Supply-side policies boost North Carolina

Published 11:03 a.m. Thursday

By John Hood

After North Carolina conservatives won control of the General Assembly in 2010, they began a systematic application of supply-side principles to state policy. It’s been a phenomenal success — although I admit others might disagree if their definition of “supply side” differs from mine.

The difference isn’t necessarily partisan. I know both Republicans and Democrats who believe “supply-side economics” is synonymous with a single proposition: cutting tax rates can result in more revenue collected.

That’s not quite right. “Supply-side fiscalists,” as the dissident economists and journalists were first called in the 1970s, challenged the Keynesian orthodoxy of the day. Faced with stagflation — rampant price increases combined with stagnant job creation and income growth — demand-side policymakers thought it wise to stimulate investment with loose monetary policy while keeping tax rates high to tamp down consumer demand and, if necessary, imposing wage and price controls to control inflation directly.

Supply-siders rejected this policy mix as foolish. They proposed its opposite: encourage more work and investment by slashing tax rates and regulations while tightening monetary policy to combat inflation, which they (correctly) defined as too much money chasing too few goods and services.

It worked. President Jimmy Carter actually touched off the supply-side revolution by appointing tight-money advocate Paul Volker to chair the Federal Reserve Board. Carter also deregulated transportation and energy markets and even signed a capital-gains tax cut. Then Ronald Reagan kicked it up several notches, slashing the top income-tax rate from 70% to 28% and implementing other deregulatory initiatives while backing Volker as higher interest rates did their work on the monetary side.

Yes, Art Laffer was one of those supply-siders. Yes, he did famously illustrate on a cocktail napkin the commonsensical notion that neither a 0% nor a 100% income tax rate collects any revenue, so there must be a revenue-maximizing rate somewhere in-between.

But no serious person argues that tax cuts always or usually “pay for themselves.” This can happen under certain conditions, such as very high tax rates (50%+) or taxes on capital-gains realizations over which investors have lots of control. In most situations, however, self-financing tax cuts aren’t mathematically possible in the short to intermediate term.
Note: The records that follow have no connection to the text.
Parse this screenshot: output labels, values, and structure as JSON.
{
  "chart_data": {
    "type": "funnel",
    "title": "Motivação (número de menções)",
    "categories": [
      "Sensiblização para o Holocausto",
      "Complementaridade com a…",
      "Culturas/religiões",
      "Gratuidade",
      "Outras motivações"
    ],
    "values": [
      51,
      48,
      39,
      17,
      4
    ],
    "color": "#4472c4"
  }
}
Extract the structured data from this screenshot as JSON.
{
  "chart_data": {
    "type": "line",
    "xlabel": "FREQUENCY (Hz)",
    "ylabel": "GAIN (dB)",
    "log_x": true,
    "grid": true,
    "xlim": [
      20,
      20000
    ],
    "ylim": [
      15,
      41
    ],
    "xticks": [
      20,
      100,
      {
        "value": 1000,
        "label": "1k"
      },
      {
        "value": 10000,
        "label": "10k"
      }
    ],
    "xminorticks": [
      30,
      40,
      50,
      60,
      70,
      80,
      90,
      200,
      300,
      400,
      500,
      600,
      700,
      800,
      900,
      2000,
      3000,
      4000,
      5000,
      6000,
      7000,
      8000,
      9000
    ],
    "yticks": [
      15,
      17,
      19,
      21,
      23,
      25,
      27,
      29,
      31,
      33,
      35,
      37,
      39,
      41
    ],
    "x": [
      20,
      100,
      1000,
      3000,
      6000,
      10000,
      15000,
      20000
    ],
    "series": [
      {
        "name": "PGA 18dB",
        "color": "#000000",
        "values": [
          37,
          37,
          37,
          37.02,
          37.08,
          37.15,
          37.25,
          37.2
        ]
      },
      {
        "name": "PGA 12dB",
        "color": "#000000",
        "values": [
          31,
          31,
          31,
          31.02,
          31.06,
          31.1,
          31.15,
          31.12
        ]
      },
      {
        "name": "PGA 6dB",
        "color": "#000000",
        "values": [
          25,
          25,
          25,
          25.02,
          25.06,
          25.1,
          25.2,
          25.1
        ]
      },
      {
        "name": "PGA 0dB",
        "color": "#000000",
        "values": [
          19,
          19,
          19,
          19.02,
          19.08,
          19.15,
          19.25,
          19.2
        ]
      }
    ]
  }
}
That’s not necessarily a persuasive argument against tax cuts. I support them — because I’m a supply-sider! I recognize that government services are valuable, and can themselves boost the supply of valuable physical and human capital. But I believe that most governments in most places are too large and cost too much. They ought to deliver their core services more efficiently, and their peripheral services rarely or never.
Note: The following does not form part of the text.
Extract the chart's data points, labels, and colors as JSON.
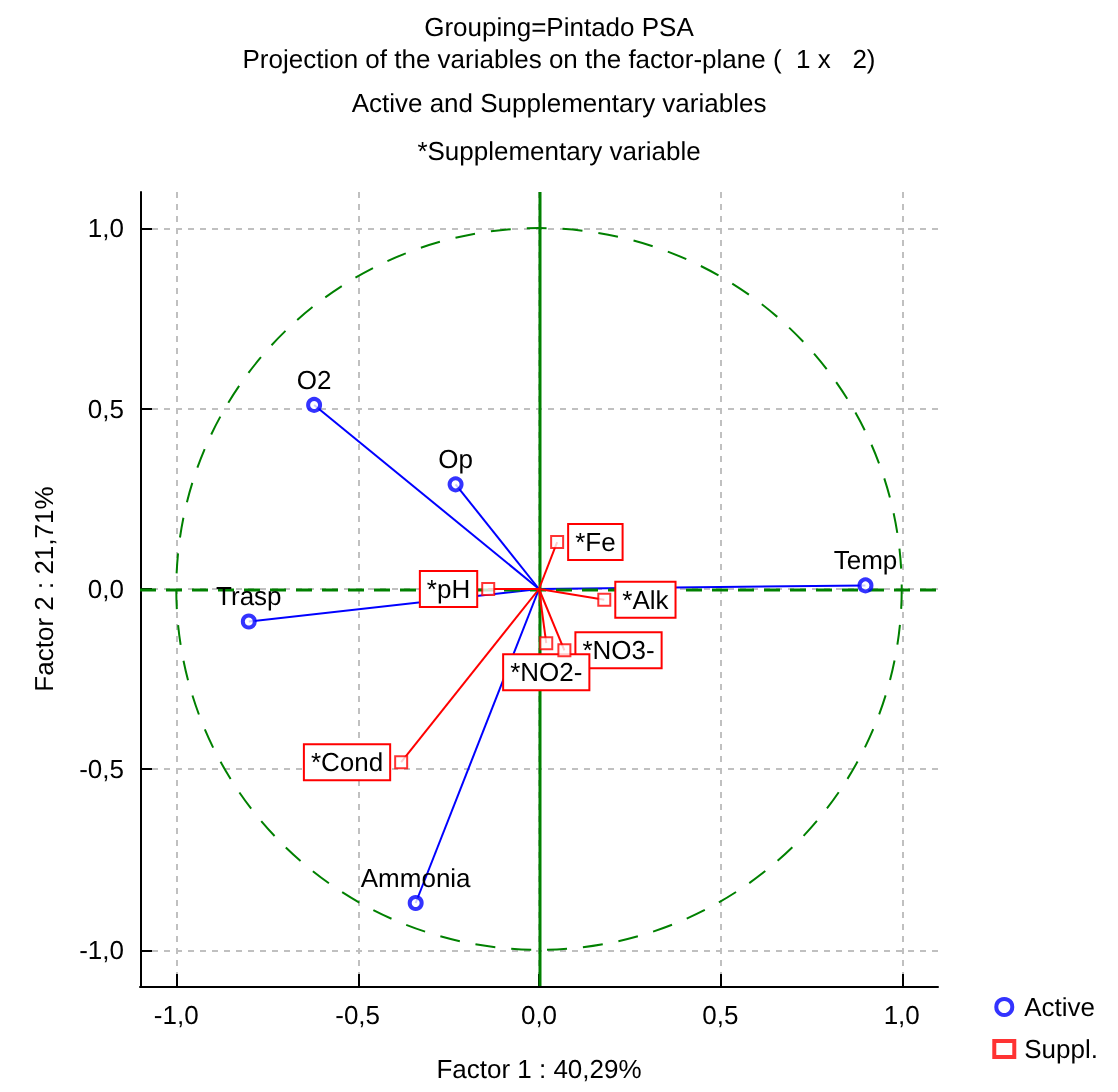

That’s the strategy North Carolina actually pursued over the past dozen years. State lawmakers have passed a series of regulatory reforms while reducing taxes on personal and corporate income. This policy mix made North Carolina a more attractive place to live, work, invest, and create jobs. Our economy — and, thus, our tax base — grew faster as a result.

But not enough to offset the income-tax revenue North Carolina would have collected at higher rates. Lawmakers balanced their budgets with a combination of other tax changes (eliminating loopholes and somewhat expanding the sales-tax base) and capping the growth of spending at no more than inflation plus population growth.
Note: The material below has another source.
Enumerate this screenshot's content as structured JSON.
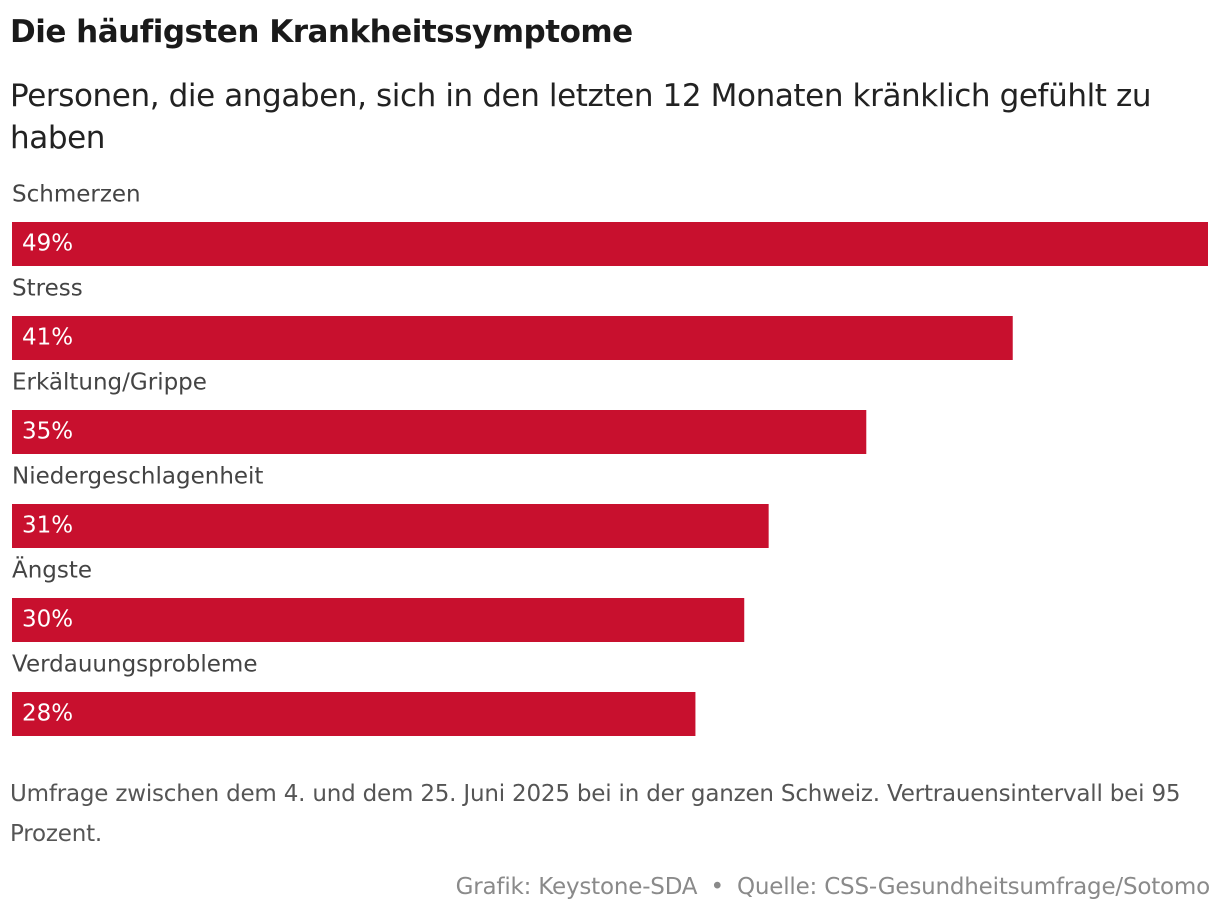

In FY 2014, the state collected $19.1 billion in General Fund taxes, including $10.3 billion on personal income, $1.4 billion on corporate income, and $5.6 billion on retail sales. In FY 2024, those figures were $32 billion (total), $16.6 billion (personal), $1.5 billion (corporate), and $10.9 billion (sales).

Adjust for inflation and population, however, and you see that General Fund tax collections declined from $3,039 per person to $2,893. Income taxes per capita declined 8%. Corporate taxes fell 35%. Sales tax rose 11%.

In 2014, state General Fund spending made up 4.2% of the state’s GDP. Last year, it was 3.5%. As a supply-side conservative, I support this outcome. As a fiscal conservative, I trust lawmakers understand these facts and will continue to make prudent decisions.

John Hood is a John Locke Foundation board member. His books Mountain Folk, Forest Folk, and Water Folk combine epic fantasy and American history.